The farm hosts a sliding-scale farmstand and has partnerships with other organizations in the East Bay. In 2018, the Gill Tract began collaborating with the Sogorea Te' Land Trust in order to address land-use and rematriation (see: repatriation) processes.

===Agricultural research ===
Since 1944, 36 acres of the Gill Tract were used as an experiment station for Biological Pest Management; known as the Experiment Station for the Center for Biological Control in the College of Natural Resources. In 1998, experimental land for the Center for Biological Control was drastically limited in order to accommodate epigenetic research of non-GMO corn to patent genes for the genetic modification of organisms.

August 10, 2013 marked the beginning of a participatory research project between UC professor Miguel Altieri and forty participants from surrounding neighborhoods. The participants split into ten groups of four and each managed a small plot of land as part of a competition to see which group could grow the most pounds of food per square foot.

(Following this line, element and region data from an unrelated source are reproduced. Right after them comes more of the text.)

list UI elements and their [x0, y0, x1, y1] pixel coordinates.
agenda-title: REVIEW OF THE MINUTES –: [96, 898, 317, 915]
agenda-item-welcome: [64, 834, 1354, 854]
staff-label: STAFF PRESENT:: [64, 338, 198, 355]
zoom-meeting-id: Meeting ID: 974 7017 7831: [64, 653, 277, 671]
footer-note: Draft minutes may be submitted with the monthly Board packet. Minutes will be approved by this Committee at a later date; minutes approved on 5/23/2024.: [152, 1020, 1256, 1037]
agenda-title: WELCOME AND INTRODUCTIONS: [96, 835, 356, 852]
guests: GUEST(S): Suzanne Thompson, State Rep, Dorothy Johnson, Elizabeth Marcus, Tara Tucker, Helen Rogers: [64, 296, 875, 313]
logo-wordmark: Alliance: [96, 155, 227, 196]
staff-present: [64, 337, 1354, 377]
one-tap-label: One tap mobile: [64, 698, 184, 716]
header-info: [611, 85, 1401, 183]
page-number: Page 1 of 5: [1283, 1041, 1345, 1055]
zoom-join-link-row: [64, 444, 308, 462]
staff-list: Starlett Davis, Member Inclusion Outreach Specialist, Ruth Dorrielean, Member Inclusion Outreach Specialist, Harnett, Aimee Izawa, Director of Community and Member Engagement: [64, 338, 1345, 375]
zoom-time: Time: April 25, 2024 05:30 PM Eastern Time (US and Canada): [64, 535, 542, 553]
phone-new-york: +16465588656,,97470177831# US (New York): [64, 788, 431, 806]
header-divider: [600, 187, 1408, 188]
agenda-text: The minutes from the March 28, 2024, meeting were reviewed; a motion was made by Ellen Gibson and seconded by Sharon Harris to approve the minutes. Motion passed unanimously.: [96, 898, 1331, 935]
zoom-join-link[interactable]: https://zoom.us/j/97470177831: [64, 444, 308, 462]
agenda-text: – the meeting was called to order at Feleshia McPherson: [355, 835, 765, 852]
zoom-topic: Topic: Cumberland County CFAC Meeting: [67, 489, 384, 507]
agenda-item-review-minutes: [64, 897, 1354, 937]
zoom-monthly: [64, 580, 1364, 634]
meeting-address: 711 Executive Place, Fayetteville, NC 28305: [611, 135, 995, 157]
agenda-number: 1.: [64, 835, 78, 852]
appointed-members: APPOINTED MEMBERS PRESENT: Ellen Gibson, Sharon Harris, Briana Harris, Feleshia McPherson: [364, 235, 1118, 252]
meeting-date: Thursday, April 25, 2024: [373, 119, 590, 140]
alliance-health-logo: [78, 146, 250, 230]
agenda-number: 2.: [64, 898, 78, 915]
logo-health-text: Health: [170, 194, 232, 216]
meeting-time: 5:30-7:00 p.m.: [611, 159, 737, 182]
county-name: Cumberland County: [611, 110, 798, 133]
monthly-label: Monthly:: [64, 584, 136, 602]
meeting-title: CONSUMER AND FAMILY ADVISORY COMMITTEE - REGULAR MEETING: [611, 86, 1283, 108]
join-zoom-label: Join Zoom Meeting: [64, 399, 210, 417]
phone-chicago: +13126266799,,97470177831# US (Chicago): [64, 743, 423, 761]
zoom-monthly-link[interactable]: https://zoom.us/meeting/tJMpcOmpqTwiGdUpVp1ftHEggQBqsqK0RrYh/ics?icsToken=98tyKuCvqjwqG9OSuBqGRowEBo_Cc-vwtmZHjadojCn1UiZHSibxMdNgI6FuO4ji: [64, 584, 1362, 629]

Currently, a community farm on the Northwest corner of the Gill Tract is open to the public to participate in agroecological urban farming research.

===Occupy the Farm===

Occupy the Farm, also called "take back the tract", has been a social movement that started with the 2012 occupation of the Gill Tract in Albany, California, in protest of planned commercial development of public land and in support of preserving the land for the creation of an open center for urban agroecology and food sovereignty.